The basic arrangement of hardware design is shown in Figures 7 and 8. Here, a provided wind profile is fed to the control circuit via a computer interface (GUI). Accordingly the control circuit decides the set point of the wind turbine (assuming that the load connected remains constant; if required, value of the load resistor can also be changed via computer interface) and then varies the armature voltage of the DC motor and the resistive load connected to the DC generator to achieve the specified point on the power-speed plane. Rated voltage of the both the DC machines are 220 V and power associated with this model is below 0.5 kW. Control circuit implementations are microcontroller based. Since it is difficult to measure the torque or the power transferred from the motor to generator, electrical power output of the generator is considered. An encoder with a U sensor is used to measure the rotor speed of the couple. Variable load is made out of Nichrome coils. The control mechanism is based on PI controllers and the two independent PI controllers are implemented to govern speed and power.

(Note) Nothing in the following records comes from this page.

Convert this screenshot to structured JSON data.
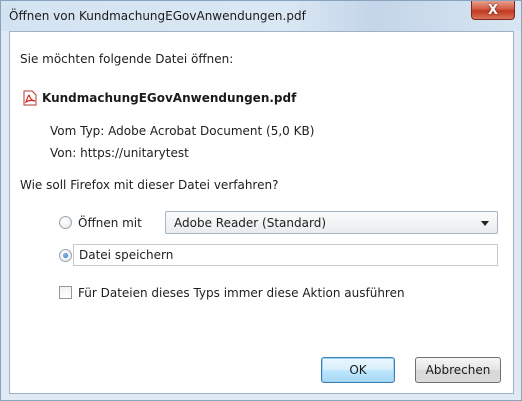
{
  "window": {
    "title": "Öffnen von KundmachungEGovAnwendungen.pdf",
    "close_label": "X"
  },
  "dialog": {
    "prompt": "Sie möchten folgende Datei öffnen:",
    "file": {
      "icon": "pdf-file-icon",
      "name": "KundmachungEGovAnwendungen.pdf",
      "type_line": "Vom Typ: Adobe Acrobat Document (5,0 KB)",
      "from_line": "Von: https://unitarytest"
    },
    "question": "Wie soll Firefox mit dieser Datei verfahren?",
    "options": {
      "open_with": {
        "label": "Öffnen mit",
        "selected": false,
        "app_value": "Adobe Reader (Standard)"
      },
      "save_file": {
        "label": "Datei speichern",
        "selected": true
      }
    },
    "always_checkbox": {
      "label": "Für Dateien dieses Typs immer diese Aktion ausführen",
      "checked": false
    },
    "buttons": {
      "ok": "OK",
      "cancel": "Abbrechen"
    }
  }
}
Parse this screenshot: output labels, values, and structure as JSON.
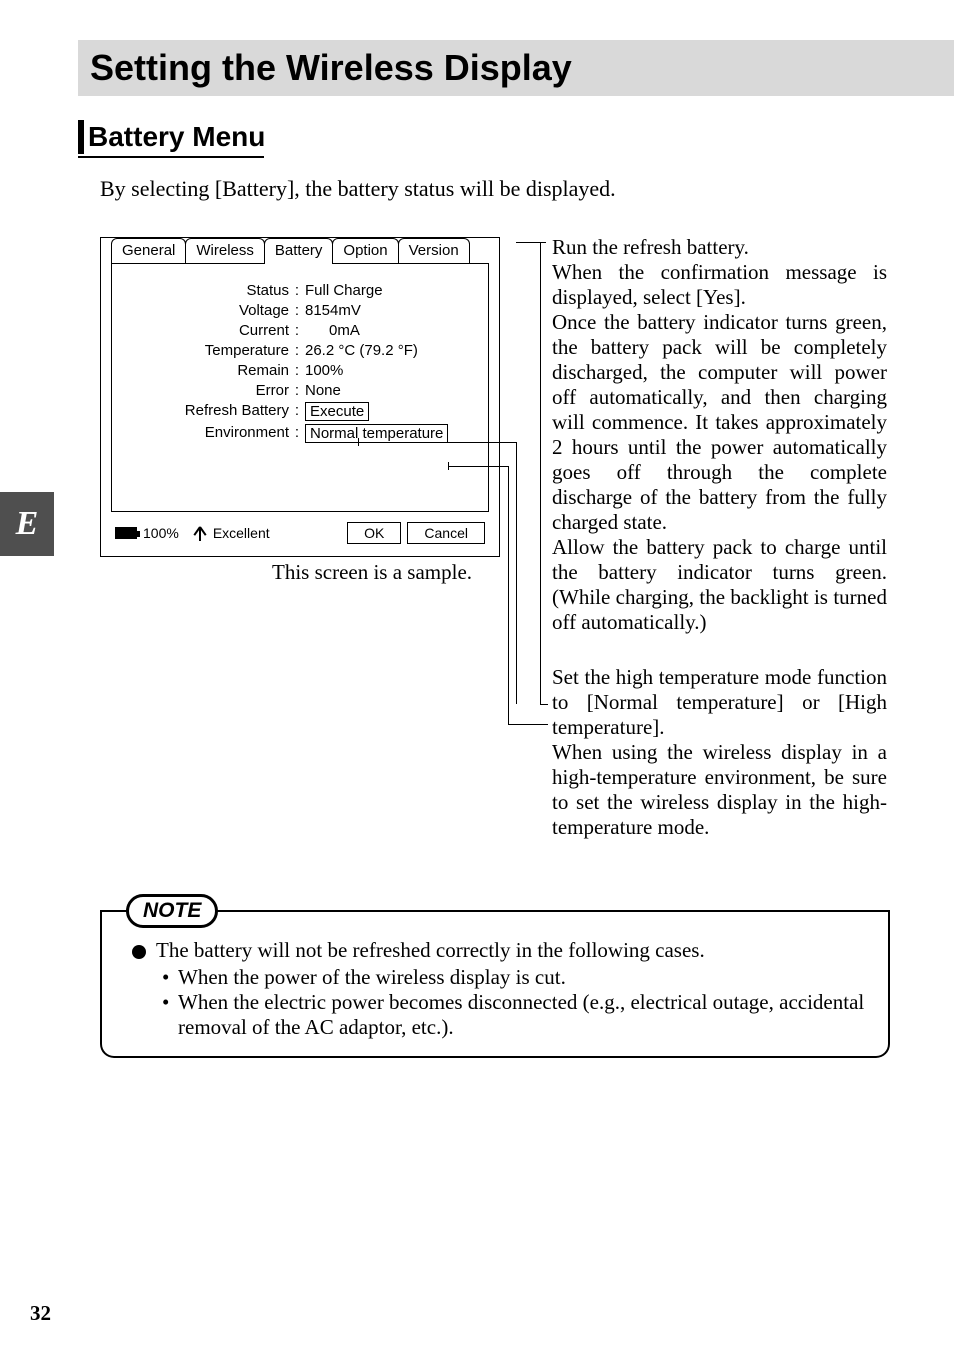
{
  "doc": {
    "title": "Setting the Wireless Display",
    "section": "Battery Menu",
    "intro": "By selecting [Battery], the battery status will be displayed.",
    "side_tab": "E",
    "page_number": "32",
    "caption": "This screen is a sample."
  },
  "dialog": {
    "tabs": {
      "general": "General",
      "wireless": "Wireless",
      "battery": "Battery",
      "option": "Option",
      "version": "Version"
    },
    "fields": {
      "status": {
        "label": "Status",
        "value": "Full Charge"
      },
      "voltage": {
        "label": "Voltage",
        "value": "8154mV"
      },
      "current": {
        "label": "Current",
        "value": "0mA"
      },
      "temperature": {
        "label": "Temperature",
        "value": "26.2 °C (79.2 °F)"
      },
      "remain": {
        "label": "Remain",
        "value": "100%"
      },
      "error": {
        "label": "Error",
        "value": "None"
      },
      "refresh": {
        "label": "Refresh Battery",
        "value": "Execute"
      },
      "environment": {
        "label": "Environment",
        "value": "Normal temperature"
      }
    },
    "status_bar": {
      "battery_pct": "100%",
      "signal": "Excellent",
      "ok": "OK",
      "cancel": "Cancel"
    }
  },
  "annotations": {
    "para1": "Run the refresh battery.\nWhen the confirmation message is displayed, select [Yes].\nOnce the battery indicator turns green, the battery pack will be completely discharged, the computer will power off automatically, and then charging will commence. It takes approximately 2 hours until the power automatically goes off through the complete discharge of the battery from the fully charged state.\nAllow the battery pack to charge until the battery indicator turns green. (While charging, the backlight is turned off automatically.)",
    "para2": "Set the high temperature mode function to [Normal temperature] or [High temperature].\nWhen using the wireless display in a high-temperature environment, be sure to set the wireless display in the high-temperature mode."
  },
  "note": {
    "label": "NOTE",
    "lead": "The battery will not be refreshed correctly in the following cases.",
    "items": [
      "When the power of the wireless display is cut.",
      "When the electric power becomes disconnected (e.g., electrical outage, accidental removal of the AC adaptor, etc.)."
    ]
  }
}
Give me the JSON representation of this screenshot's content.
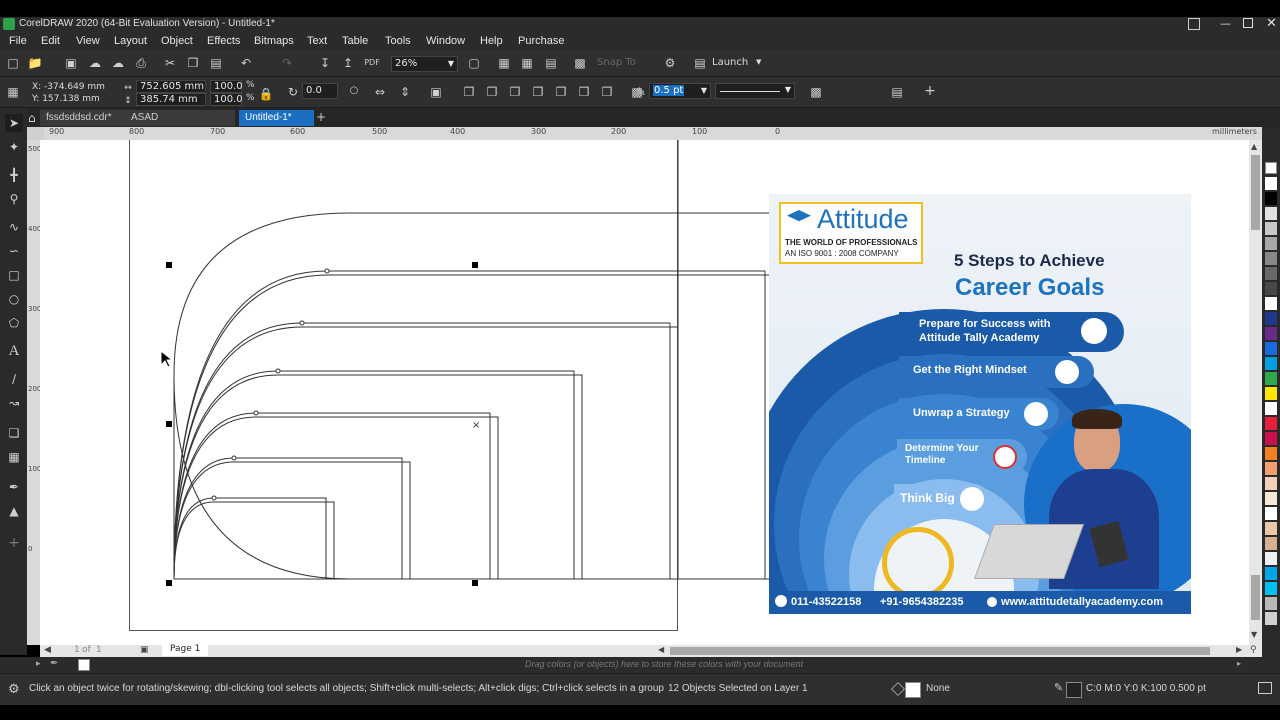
{
  "window": {
    "title": "CorelDRAW 2020 (64-Bit Evaluation Version) - Untitled-1*"
  },
  "menu": [
    "File",
    "Edit",
    "View",
    "Layout",
    "Object",
    "Effects",
    "Bitmaps",
    "Text",
    "Table",
    "Tools",
    "Window",
    "Help",
    "Purchase"
  ],
  "toolbar": {
    "zoom": "26%",
    "snap_to": "Snap To",
    "launch": "Launch"
  },
  "propbar": {
    "x": "X: -374.649 mm",
    "y": "Y: 157.138 mm",
    "width": "752.605 mm",
    "height": "385.74 mm",
    "scale_x": "100.0",
    "scale_y": "100.0",
    "pct": "%",
    "rotation": "0.0",
    "outline_width": "0.5 pt"
  },
  "tabs": [
    {
      "label": "fssdsddsd.cdr*"
    },
    {
      "label": "ASAD MOBUIELS.cdr"
    },
    {
      "label": "Untitled-1*"
    }
  ],
  "ruler": {
    "top_labels": [
      "900",
      "800",
      "700",
      "600",
      "500",
      "400",
      "300",
      "200",
      "100",
      "0"
    ],
    "units": "millimeters",
    "left_labels": [
      "500",
      "400",
      "300",
      "200",
      "100",
      "0"
    ]
  },
  "page_nav": {
    "current": "1",
    "of": "of",
    "total": "1",
    "page_tab": "Page 1"
  },
  "doc_palette_hint": "Drag colors (or objects) here to store these colors with your document",
  "status": {
    "hint": "Click an object twice for rotating/skewing; dbl-clicking tool selects all objects; Shift+click multi-selects; Alt+click digs; Ctrl+click selects in a group",
    "selection": "12 Objects Selected on Layer 1",
    "fill": "None",
    "outline": "C:0 M:0 Y:0 K:100  0.500 pt"
  },
  "poster": {
    "brand": "Attitude",
    "tagline1": "THE WORLD OF PROFESSIONALS",
    "tagline2": "AN ISO 9001 : 2008 COMPANY",
    "heading1": "5 Steps to Achieve",
    "heading2": "Career Goals",
    "steps": [
      {
        "text": "Prepare for Success with Attitude Tally Academy"
      },
      {
        "text": "Get the Right Mindset"
      },
      {
        "text": "Unwrap a Strategy"
      },
      {
        "text": "Determine Your Timeline"
      },
      {
        "text": "Think Big"
      }
    ],
    "phone": "011-43522158",
    "mobile": "+91-9654382235",
    "website": "www.attitudetallyacademy.com"
  },
  "palette_colors": [
    "#ffffff",
    "#000000",
    "#e0e0e0",
    "#c8c8c8",
    "#a8a8a8",
    "#888888",
    "#686868",
    "#484848",
    "#ffffff",
    "#1f3a8a",
    "#6a2a8a",
    "#1a6adf",
    "#00a0e0",
    "#2ea84a",
    "#ffe600",
    "#ffffff",
    "#e81f3a",
    "#c8104a",
    "#f08020",
    "#f0a070",
    "#f5d0b8",
    "#f8e8d8",
    "#ffffff",
    "#e8c8a8",
    "#d8b090",
    "#f0f0f0",
    "#00a8e8",
    "#00c0f0",
    "#b8b8b8",
    "#d0d0d0"
  ],
  "colors": {
    "accent_blue": "#1e73be",
    "poster_dark_blue": "#1a5aa8",
    "tab_active": "#1a6fc2"
  }
}
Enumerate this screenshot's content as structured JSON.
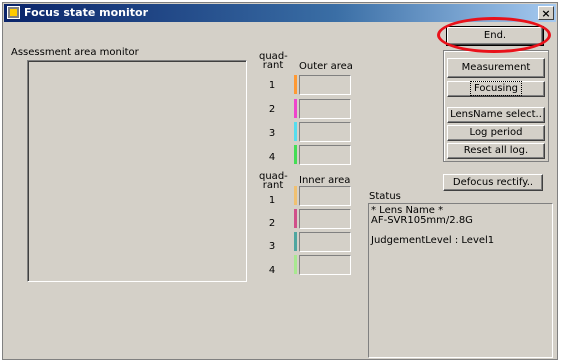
{
  "window": {
    "title": "Focus state monitor",
    "close_glyph": "×"
  },
  "assessment": {
    "label": "Assessment area monitor"
  },
  "outer": {
    "quad_label_1": "quad-",
    "quad_label_2": "rant",
    "header": "Outer area",
    "rows": [
      {
        "num": "1",
        "color": "#ff9933"
      },
      {
        "num": "2",
        "color": "#ee44cc"
      },
      {
        "num": "3",
        "color": "#55ddee"
      },
      {
        "num": "4",
        "color": "#44dd55"
      }
    ]
  },
  "inner": {
    "quad_label_1": "quad-",
    "quad_label_2": "rant",
    "header": "Inner area",
    "rows": [
      {
        "num": "1",
        "color": "#f0c070"
      },
      {
        "num": "2",
        "color": "#d04f8a"
      },
      {
        "num": "3",
        "color": "#4fa6a0"
      },
      {
        "num": "4",
        "color": "#a8e890"
      }
    ]
  },
  "buttons": {
    "end": "End.",
    "measurement": "Measurement",
    "focusing": "Focusing",
    "lensname": "LensName select..",
    "logperiod": "Log period",
    "resetlog": "Reset all log.",
    "defocus": "Defocus rectify.."
  },
  "status": {
    "label": "Status",
    "line1": "* Lens Name *",
    "line2": "AF-SVR105mm/2.8G",
    "line3": "JudgementLevel : Level1"
  },
  "annotation": {
    "color": "#e8111a"
  }
}
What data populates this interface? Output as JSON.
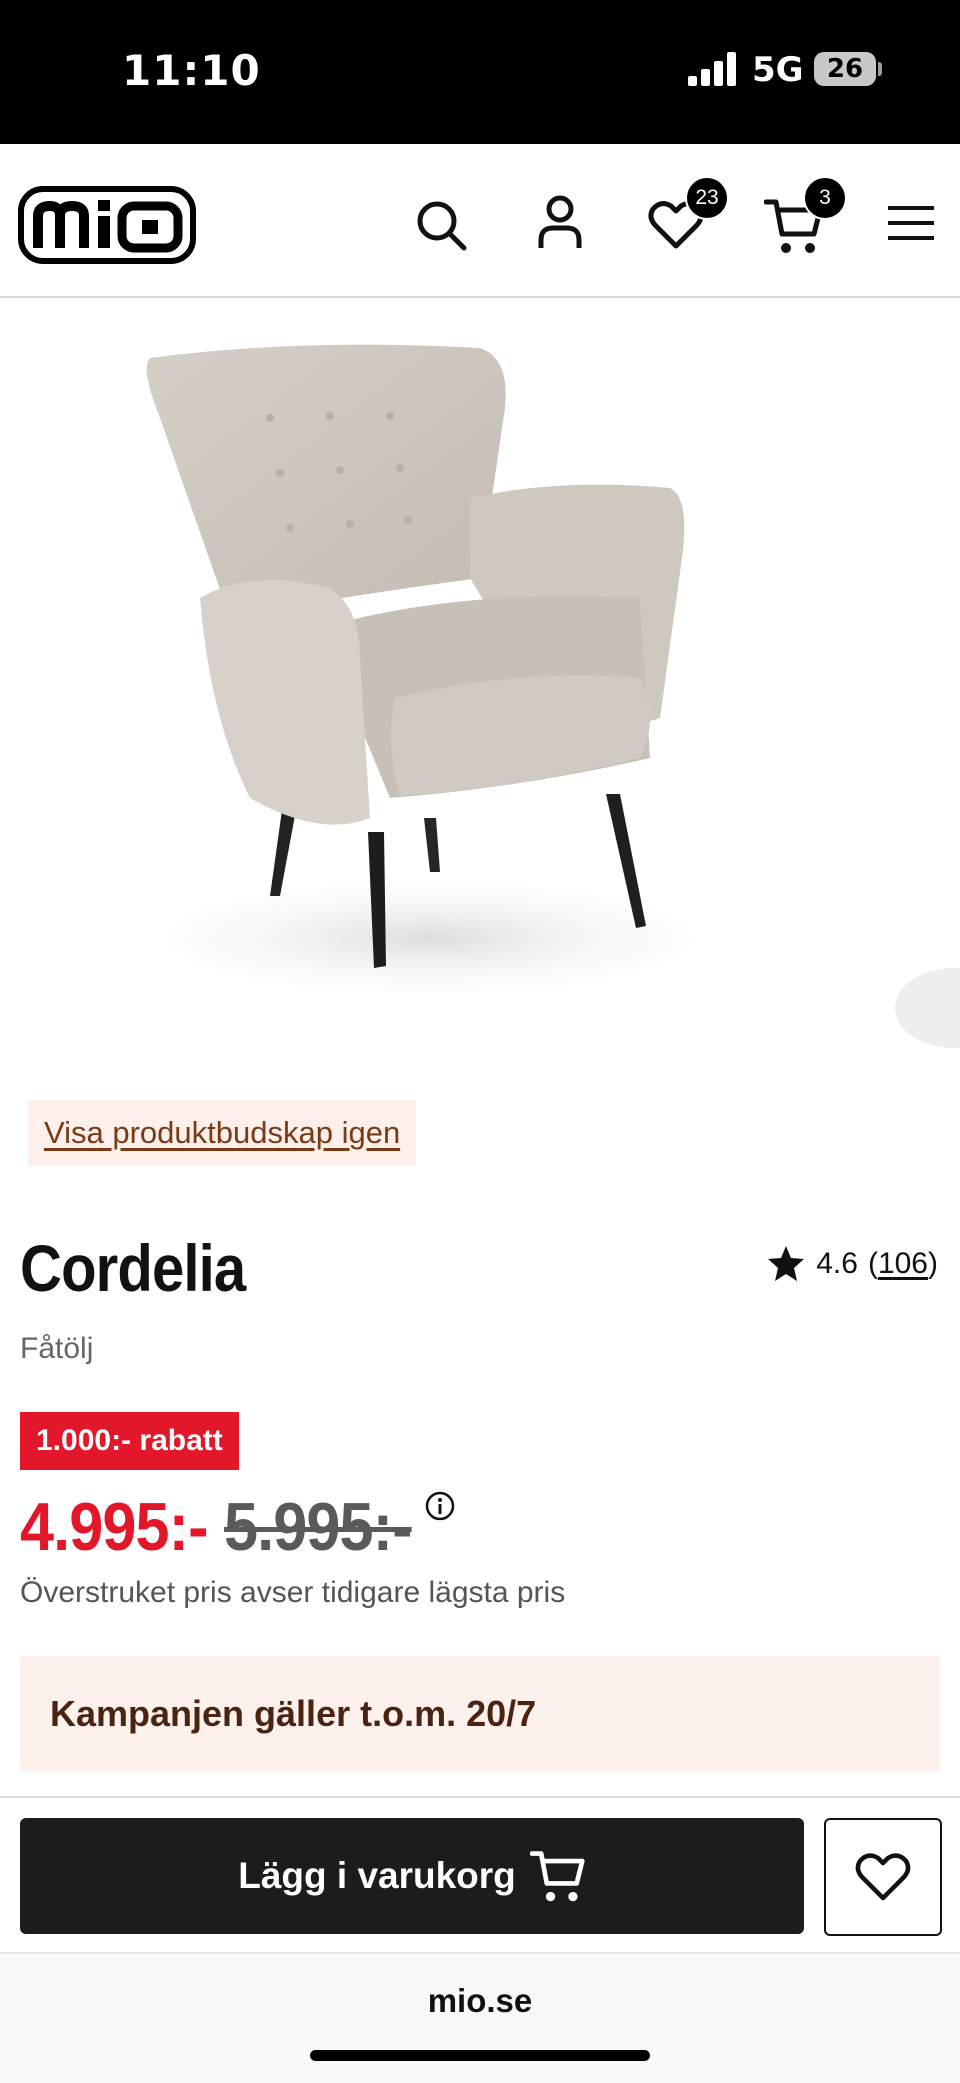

Once the wind speed and the external load status are fed into the system, the control circuit determines the speed reference and the power reference using look up tables. The PI controller governing the speed of the couple tracks the speed error and accordingly, varies the duty ratio of the PWM switching signal of the power electronic switching device that drives the motor. Similarly, the corresponding power controller tracks the power error and adjusts the PWM switching signal of the power electronic switching device that connects the load to the generator (thus controls the power flow).

As mentioned above, the output terminals of the DC generator are connected to two resistors in parallel, one 400 Ω and other 125 Ω. By switching the 125 Ω resistor thorough a power electronic device, the total resistance on the generator can be varied approximately between 100 - 400 Ω, which is designed to comply the machines ratings.

Simulation work was carried out, in both MATLAB Simulink and PSCAD/EMTDC and satisfactory results were obtained.

Simulations were carried out in two different levels on two different software packages. The theoretical system was simulated in MATLAB Simulink, while a more hardware based simulation was carried out in PSCAD/ EMTDC.

The optimum run produced the proportional gain, K_{p}, of the speed controlling PI controller as 10.0528 and the integral gain, K_{i}, as 0.0431329. Corresponding constants for the PI controller governing the power output were 25.0366 and 0.0121125, respectively.

From Figures 10 and 11 results, it can be seen that though the speed response of the system was not largely affected by optimization, power response was greatly enhanced by it.

A variable speed fixed pitch wind turbine connected to a

DC generator, working on isolated operation is simulated in order to evaluate the potential of integrating small household wind turbines into microgrids. In the suggested simulator, wind turbine is emulated using a DC motor. A combination of wind profiles and load conditions are emulated. Control algorithms are based on PI controllers and implemented using microcontrollers. Simulations are carried out in both MATLAB simulink and PSCAD/EMTDC. Simulations results comply with the theoretical analysis, validating the system model.

In future, hardware implementations are to be completed and further analysis regarding the characteristics of the wind turbine would be carried out. Next phase of this work is to design and implement an inverter that can integrate the wind turbine simulator into a microgrid testbed.